Body scrubs exfoliate your skin, removing dead skin cells and promoting growth of new ones. Our body scrubs include moisturizing ingredients which leaves your skin smooth, healthy and glowing. The process of scrubbing also stimulates circulation and movement of lymph, helping to fight cellulite and improving skin tone.
Reflexology, or zone therapy, is an alternative medicine involving the physical act of applying pressure to the feet, hands, or ears with specific thumb, finger, and hand techniques without the use of oil or lotion. It is based on what reflexologists claim to be a system of zones and reflex areas that they say reflect an image of the body on the feet and hands, with the premise that such work effects a physical change to the body.
Sports massage is actually a form of Swedish massage that is delivered to athletes. Most commonly, sports massage focuses on increasing blood and lymphatic fluid flow, reducing and eliminating pain as well as tender trigger points, and increasing range of motion of the affected area. Sports massages can be broken into 4 distinct types – the pre-event sports massage, the post-event sports massage, the restorative sports massage and the rehabilitative sports massage.

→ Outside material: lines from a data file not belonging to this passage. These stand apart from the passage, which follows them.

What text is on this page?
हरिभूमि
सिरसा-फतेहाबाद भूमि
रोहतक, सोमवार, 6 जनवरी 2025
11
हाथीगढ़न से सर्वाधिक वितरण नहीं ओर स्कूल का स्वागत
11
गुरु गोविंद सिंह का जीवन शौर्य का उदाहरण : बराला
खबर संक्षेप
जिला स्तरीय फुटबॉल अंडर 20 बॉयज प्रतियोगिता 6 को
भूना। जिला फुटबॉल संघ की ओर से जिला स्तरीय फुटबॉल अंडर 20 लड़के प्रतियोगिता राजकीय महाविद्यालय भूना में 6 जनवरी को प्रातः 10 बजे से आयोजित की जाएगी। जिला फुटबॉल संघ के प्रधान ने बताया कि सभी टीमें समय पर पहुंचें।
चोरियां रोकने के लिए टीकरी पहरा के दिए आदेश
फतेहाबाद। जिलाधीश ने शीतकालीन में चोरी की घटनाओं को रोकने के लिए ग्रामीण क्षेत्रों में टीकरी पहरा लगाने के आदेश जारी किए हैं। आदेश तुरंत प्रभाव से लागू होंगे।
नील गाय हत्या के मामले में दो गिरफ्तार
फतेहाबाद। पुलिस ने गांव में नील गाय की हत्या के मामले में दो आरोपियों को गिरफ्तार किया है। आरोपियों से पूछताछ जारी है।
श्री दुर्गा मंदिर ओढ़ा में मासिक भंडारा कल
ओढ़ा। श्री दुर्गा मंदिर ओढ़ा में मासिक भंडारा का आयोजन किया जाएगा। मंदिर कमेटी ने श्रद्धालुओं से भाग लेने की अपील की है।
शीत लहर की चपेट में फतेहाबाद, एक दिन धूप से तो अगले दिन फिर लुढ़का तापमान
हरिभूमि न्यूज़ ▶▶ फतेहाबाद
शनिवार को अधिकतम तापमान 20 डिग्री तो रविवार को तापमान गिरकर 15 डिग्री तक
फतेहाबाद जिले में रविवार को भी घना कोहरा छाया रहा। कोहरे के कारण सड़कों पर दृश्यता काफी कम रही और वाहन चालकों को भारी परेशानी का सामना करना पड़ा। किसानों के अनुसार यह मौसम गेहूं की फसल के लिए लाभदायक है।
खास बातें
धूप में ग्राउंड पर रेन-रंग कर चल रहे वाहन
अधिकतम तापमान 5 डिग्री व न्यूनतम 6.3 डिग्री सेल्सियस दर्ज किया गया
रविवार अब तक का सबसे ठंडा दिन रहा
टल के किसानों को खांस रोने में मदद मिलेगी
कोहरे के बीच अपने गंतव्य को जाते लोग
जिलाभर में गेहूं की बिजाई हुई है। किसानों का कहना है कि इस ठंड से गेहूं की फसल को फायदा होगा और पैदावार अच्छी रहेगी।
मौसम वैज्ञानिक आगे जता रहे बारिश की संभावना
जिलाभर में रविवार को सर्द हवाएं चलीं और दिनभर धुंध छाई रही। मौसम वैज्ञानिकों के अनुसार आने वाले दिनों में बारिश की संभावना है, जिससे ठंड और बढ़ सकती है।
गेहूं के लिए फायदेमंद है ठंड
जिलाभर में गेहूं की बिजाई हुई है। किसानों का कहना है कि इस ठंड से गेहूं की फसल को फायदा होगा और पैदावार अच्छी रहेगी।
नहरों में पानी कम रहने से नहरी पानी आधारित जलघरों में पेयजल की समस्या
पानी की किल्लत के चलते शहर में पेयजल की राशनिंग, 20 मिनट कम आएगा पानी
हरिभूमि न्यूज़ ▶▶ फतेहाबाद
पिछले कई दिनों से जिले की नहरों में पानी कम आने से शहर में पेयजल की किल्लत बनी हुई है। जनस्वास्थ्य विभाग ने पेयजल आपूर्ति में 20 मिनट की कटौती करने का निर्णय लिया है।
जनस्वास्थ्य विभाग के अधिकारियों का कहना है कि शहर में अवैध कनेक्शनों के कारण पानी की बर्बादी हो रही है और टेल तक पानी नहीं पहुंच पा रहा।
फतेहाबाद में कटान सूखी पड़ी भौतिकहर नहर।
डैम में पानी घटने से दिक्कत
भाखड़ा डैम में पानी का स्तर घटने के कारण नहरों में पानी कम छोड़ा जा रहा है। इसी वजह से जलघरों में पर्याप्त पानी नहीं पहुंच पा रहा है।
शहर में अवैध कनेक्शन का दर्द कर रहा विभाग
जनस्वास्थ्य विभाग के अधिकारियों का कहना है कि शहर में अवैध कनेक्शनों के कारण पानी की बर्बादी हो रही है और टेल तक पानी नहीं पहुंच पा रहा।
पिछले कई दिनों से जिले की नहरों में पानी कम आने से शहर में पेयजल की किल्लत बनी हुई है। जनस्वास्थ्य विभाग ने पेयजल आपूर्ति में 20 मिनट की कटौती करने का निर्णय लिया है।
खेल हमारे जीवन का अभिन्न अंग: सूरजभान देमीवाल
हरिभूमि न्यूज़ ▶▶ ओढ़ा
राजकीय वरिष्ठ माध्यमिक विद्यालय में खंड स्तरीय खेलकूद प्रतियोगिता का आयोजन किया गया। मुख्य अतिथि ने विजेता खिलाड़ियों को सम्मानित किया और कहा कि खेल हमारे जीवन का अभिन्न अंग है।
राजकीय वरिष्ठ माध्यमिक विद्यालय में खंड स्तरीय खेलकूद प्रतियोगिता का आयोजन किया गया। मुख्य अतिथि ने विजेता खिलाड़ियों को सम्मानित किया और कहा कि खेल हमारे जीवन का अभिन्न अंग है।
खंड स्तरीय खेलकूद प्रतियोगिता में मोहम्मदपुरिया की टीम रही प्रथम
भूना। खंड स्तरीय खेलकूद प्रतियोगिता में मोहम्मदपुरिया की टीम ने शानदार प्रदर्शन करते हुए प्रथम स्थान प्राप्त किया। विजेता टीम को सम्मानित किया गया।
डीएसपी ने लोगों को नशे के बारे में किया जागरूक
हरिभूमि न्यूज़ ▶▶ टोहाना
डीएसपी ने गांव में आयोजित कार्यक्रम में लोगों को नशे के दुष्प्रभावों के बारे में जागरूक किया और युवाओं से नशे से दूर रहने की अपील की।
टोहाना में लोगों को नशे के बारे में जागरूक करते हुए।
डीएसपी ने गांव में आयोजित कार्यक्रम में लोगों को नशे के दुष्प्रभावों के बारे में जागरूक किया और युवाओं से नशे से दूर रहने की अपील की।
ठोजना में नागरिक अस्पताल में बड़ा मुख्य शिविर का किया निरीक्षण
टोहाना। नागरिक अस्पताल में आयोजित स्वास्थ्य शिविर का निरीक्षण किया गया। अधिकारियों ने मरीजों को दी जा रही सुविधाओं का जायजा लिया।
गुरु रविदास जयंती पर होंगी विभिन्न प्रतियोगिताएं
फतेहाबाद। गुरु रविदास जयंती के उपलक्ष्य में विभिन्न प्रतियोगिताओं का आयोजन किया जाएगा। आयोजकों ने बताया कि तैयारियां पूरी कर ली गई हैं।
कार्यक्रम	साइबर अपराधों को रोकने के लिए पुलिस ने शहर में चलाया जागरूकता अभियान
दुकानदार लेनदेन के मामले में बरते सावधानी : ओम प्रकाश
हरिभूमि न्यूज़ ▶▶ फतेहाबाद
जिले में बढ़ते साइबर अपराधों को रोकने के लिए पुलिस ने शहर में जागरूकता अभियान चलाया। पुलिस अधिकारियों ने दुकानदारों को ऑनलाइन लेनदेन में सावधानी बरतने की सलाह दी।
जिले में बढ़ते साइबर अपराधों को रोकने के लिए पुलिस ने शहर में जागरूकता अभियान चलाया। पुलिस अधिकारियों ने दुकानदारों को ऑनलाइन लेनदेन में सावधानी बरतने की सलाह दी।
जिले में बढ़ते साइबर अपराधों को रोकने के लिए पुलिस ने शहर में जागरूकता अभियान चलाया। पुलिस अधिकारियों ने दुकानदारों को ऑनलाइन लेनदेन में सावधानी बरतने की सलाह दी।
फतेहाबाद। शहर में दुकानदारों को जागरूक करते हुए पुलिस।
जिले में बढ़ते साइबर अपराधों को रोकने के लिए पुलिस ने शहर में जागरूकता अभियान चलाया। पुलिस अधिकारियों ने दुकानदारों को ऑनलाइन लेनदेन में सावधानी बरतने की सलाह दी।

A stone massage uses cold or water-heated stones to apply pressure and heat to the body. Stones coated in oil can also be used by the therapist delivering various massaging strokes. The hot stones used are commonly river stones which over time, have become extremely polished and smooth. As the stones are placed along the recipient’s back, they help to retain heat which then deeply penetrates into the muscles, releasing tension.
Swedish massage uses five styles of long, flowing strokes to massage. The five basic strokes are effleurage (sliding or gliding), petrissage (kneading), tapotement (rhythmic tapping), friction (cross fiber) and vibration/shaking. Swedish massage has shown to be helpful in reducing pain, joint stiffness, and improving function in patients with osteoarthritis of the knee over a period of eight weeks. It has also been shown to be helpful in individuals with poor circulation.
Trigger points or trigger sites are described as hyperirritable spots in skeletal muscle that are associated with palpable nodules in taut bands of muscle fibers. Trigger point practitioners believe that palpable nodules are small contraction knots[ambiguous] and a common cause of the pain. Compression of a trigger point may elicit local tenderness, referred pain, or local twitch response.